The company won against the activist investor in its proxy fight, but more daunting tasks remain
That Kohl’s was able to stand its ground is already a strong vote of confidence. Other retailers have been unable to fend off challenges to their board this year: Dollar Tree and Bed Bath & Beyond settled with their respective activist investors in March, with both companies adding activist-nominated board members.
Despite a seemingly healthy appetite in the private-equity market ( Twitter and Citrix Systems are recent examples), the market seems skeptical that a deal will occur for Kohl’s. After the proxy-vote results were announced, Kohl’s share price sank 3%, and is now below $50 a share, around its level before Macellum Advisors renewed its campaign. Kohl’s shares went as high as $63.71 after news reports emerged late January of a bid by a consortium backed by Starboard Value.
This all means that Kohl’s has a tough climb ahead to take its valuation back to historic levels. Though Kohl’s managed to hold on to more business than peers during the pandemic, the latest quarter was unflattering compared with peers. Both Macy’s and Nordstrom, for example, saw an increase in revenue in their last reported quarter (ended January) compared with two years earlier. Kohl’s saw a 5% decline. The weakness, though, was in large part driven by supply-chain and inventory issues, which had hampered deliveries of private-label products, which saw higher demand than Kohl’s planned for. The company had indicated that inventory constraints hurt sales by 400 basis points in its last reported quarter. An inflation-squeezed consumer base should be a good thing for Kohl’s in the coming quarters, given that it sells at cheaper price points than department-store peers.

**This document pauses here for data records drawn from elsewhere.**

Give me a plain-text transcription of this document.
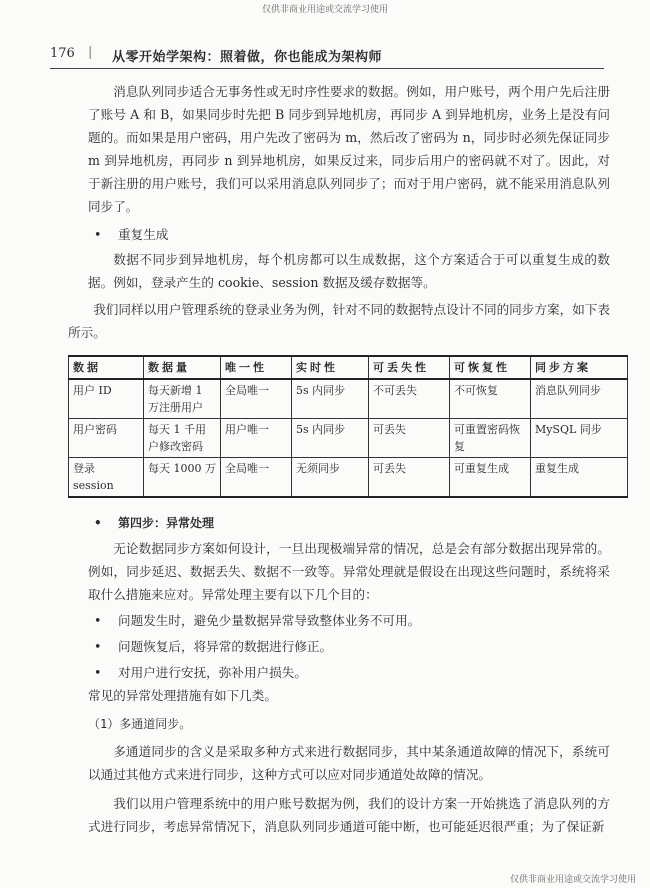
仅供非商业用途或交流学习使用
176 | 从零开始学架构：照着做，你也能成为架构师

消息队列同步适合无事务性或无时序性要求的数据。例如，用户账号，两个用户先后注册了账号 A 和 B，如果同步时先把 B 同步到异地机房，再同步 A 到异地机房，业务上是没有问题的。而如果是用户密码，用户先改了密码为 m，然后改了密码为 n，同步时必须先保证同步 m 到异地机房，再同步 n 到异地机房，如果反过来，同步后用户的密码就不对了。因此，对于新注册的用户账号，我们可以采用消息队列同步了；而对于用户密码，就不能采用消息队列同步了。

• 重复生成

数据不同步到异地机房，每个机房都可以生成数据，这个方案适合于可以重复生成的数据。例如，登录产生的 cookie、session 数据及缓存数据等。

我们同样以用户管理系统的登录业务为例，针对不同的数据特点设计不同的同步方案，如下表所示。

数据	数据量	唯一性	实时性	可丢失性	可恢复性	同步方案
用户 ID	每天新增 1 万注册用户	全局唯一	5s 内同步	不可丢失	不可恢复	消息队列同步
用户密码	每天 1 千用户修改密码	用户唯一	5s 内同步	可丢失	可重置密码恢复	MySQL 同步
登录 session	每天 1000 万	全局唯一	无须同步	可丢失	可重复生成	重复生成

• 第四步：异常处理

无论数据同步方案如何设计，一旦出现极端异常的情况，总是会有部分数据出现异常的。例如，同步延迟、数据丢失、数据不一致等。异常处理就是假设在出现这些问题时，系统将采取什么措施来应对。异常处理主要有以下几个目的：

• 问题发生时，避免少量数据异常导致整体业务不可用。

• 问题恢复后，将异常的数据进行修正。

• 对用户进行安抚，弥补用户损失。

常见的异常处理措施有如下几类。

（1）多通道同步。

多通道同步的含义是采取多种方式来进行数据同步，其中某条通道故障的情况下，系统可以通过其他方式来进行同步，这种方式可以应对同步通道处故障的情况。

我们以用户管理系统中的用户账号数据为例，我们的设计方案一开始挑选了消息队列的方式进行同步，考虑异常情况下，消息队列同步通道可能中断，也可能延迟很严重；为了保证新

仅供非商业用途或交流学习使用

Importantly, Kohl’s Chief Executive Officer Michelle Gass has been more experimental than most and seems to have a good pulse on shopper preferences. Its plan to introduce coveted Sephora shops inside its stores seems to be bearing fruit, for example. The company plans to grow the Sephora business to $2 billion by 2025, which would represent roughly 10% of Kohl’s expected revenue that year. It is also planning to open 100 new smaller-format stores in the next four years, a concept that has shown promise on pilot runs. Wall Street analysts seem to trust Kohl’s strategic direction. Even before news of a potential bid emerged in January, most analysts polled by FactSet gave Kohl’s a target price above $64 a share.
Still, with competitors looking healthier lately, Kohl’s management has no time to rest on its laurels.